Diagnostic and Epitope Mapping Potential of Single-Chain Antibody Fragments Against Foot-and-Mouth Disease Virus Serotypes A, SAT1, and SAT3

Melanie Chitray; Pamela Anne Opperman; Lia Rotherham; Jeanni Fehrsen; Wouter van Wyngaardt; Janine Frischmuth; Elizabeth Rieder; Francois Frederick Maree

doi:10.3389/fvets.2020.00475

Diagnostic and Epitope Mapping Potential of Single-Chain Antibody Fragments Against Foot-and-Mouth Disease Virus Serotypes A, SAT1, and SAT3

Front Vet Sci. 2020 Aug 11:7:475. doi: 10.3389/fvets.2020.00475. eCollection 2020.

Authors

Melanie Chitray^{1

2}, Pamela Anne Opperman^{1

3}, Lia Rotherham¹, Jeanni Fehrsen^{1

2}, Wouter van Wyngaardt¹, Janine Frischmuth⁴, Elizabeth Rieder⁵, Francois Frederick Maree^{1

6}

Affiliations

¹ Agricultural Research Council, Onderstepoort Veterinary Research, Vaccines and Diagnostic Development, Onderstepoort, Pretoria, South Africa.
² Department of Veterinary Tropical Diseases, Faculty of Veterinary Science, University of Pretoria, Pretoria, South Africa.
³ Department of Production Animal Studies, Faculty of Veterinary Science, University of Pretoria, Pretoria, South Africa.
⁴ Biotechnology Division, National Bioproducts Institute, Pinetown, South Africa.
⁵ Plum Island Animal Disease Centre, U.S. Department of Agriculture, Agricultural Research Service, Greenport, NY, United States.
⁶ Department of Biochemistry, Genetics and Microbiology, Faculty of Natural and Agricultural Sciences, University of Pretoria, Pretoria, South Africa.

Abstract

Foot-and-mouth disease (FMD) affects cloven-hoofed domestic and wildlife animals and an outbreak can cause severe losses in milk production, reduction in meat production and death amongst young animals. Several parts of Asia, most of Africa, and the Middle East remain endemic, thus emphasis on improved FMD vaccines, diagnostic assays, and control measures are key research areas. FMD virus (FMDV) populations are quasispecies, which pose serious implications in vaccine design and efficacy where an effective vaccine should include multiple independent neutralizing epitopes to elicit an adequate immune response. Further investigation of the residues that comprise the antigenic determinants of the virus will allow the identification of mutations in outbreak strains that potentially lessen the efficacy of a vaccine. Additionally, of utmost importance in endemic regions, is the accurate diagnosis of FMDV infection for the control and eradication of the disease.
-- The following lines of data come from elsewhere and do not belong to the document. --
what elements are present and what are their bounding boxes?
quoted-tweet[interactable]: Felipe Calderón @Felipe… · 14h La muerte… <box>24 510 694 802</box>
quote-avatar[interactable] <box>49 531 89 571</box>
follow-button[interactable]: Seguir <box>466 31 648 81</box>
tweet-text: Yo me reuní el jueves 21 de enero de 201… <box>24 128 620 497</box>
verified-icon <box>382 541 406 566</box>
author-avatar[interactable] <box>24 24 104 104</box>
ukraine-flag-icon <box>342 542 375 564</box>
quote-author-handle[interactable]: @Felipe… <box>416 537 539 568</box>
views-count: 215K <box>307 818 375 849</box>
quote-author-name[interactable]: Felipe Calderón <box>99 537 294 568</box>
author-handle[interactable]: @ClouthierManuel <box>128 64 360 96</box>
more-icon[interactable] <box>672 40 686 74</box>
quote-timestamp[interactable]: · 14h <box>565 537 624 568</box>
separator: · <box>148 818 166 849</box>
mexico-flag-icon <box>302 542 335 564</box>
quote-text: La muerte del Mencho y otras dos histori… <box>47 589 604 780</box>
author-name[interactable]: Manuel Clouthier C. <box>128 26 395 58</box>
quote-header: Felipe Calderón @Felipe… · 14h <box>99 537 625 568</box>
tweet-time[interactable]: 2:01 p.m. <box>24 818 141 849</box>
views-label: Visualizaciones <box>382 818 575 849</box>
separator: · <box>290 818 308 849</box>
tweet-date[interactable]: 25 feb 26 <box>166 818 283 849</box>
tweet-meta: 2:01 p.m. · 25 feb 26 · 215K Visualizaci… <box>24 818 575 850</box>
To this end, a phage display library was explored to identify FMDV epitopes for recombinant vaccines and for the generation of reagents for improved diagnostic FMD enzyme-linked immunosorbent assays (ELISAs). A naïve semi-synthetic chicken single chain variable fragment (scFv) phage display library i.e., the Nkuku ^® library was used for bio-panning against FMD Southern-African Territories (SAT) 1, SAT3, and serotype A viruses. Biopanning yielded one unique scFv against SAT1, two for SAT3, and nine for A22. SAT1 and SAT3 specific scFvs were exploited as capturing and detecting reagents to develop an improved diagnostic ELISA for FMDV. The SAT1 soluble scFv showed potential as a detecting reagent in the liquid phase blocking ELISA (LPBE) as it reacted specifically with a panel of SAT1 viruses, albeit with different ELISA absorbance signals. The SAT1svFv1 had little or no change on its paratope when coated on polystyrene plates whilst the SAT3scFv's paratope may have changed. SAT1 and SAT3 soluble scFvs did not neutralize the SAT1 and SAT3 viruses; however, three of the nine A22 binders i.e., A22scFv1, A22scFv2, and A22scFv8 were able to neutralize A22 virus. Following the generation of virus escape mutants through successive virus passage under scFv pressure, FMDV epitopes were postulated i.e., RGD+3 and +4 positions respectively, proving the epitope mapping potential of scFvs.

Keywords: ELISA; SAT1; SAT3; epitope; foot-and-mouth disease; phage display; serotype A; single-chain variable fragment.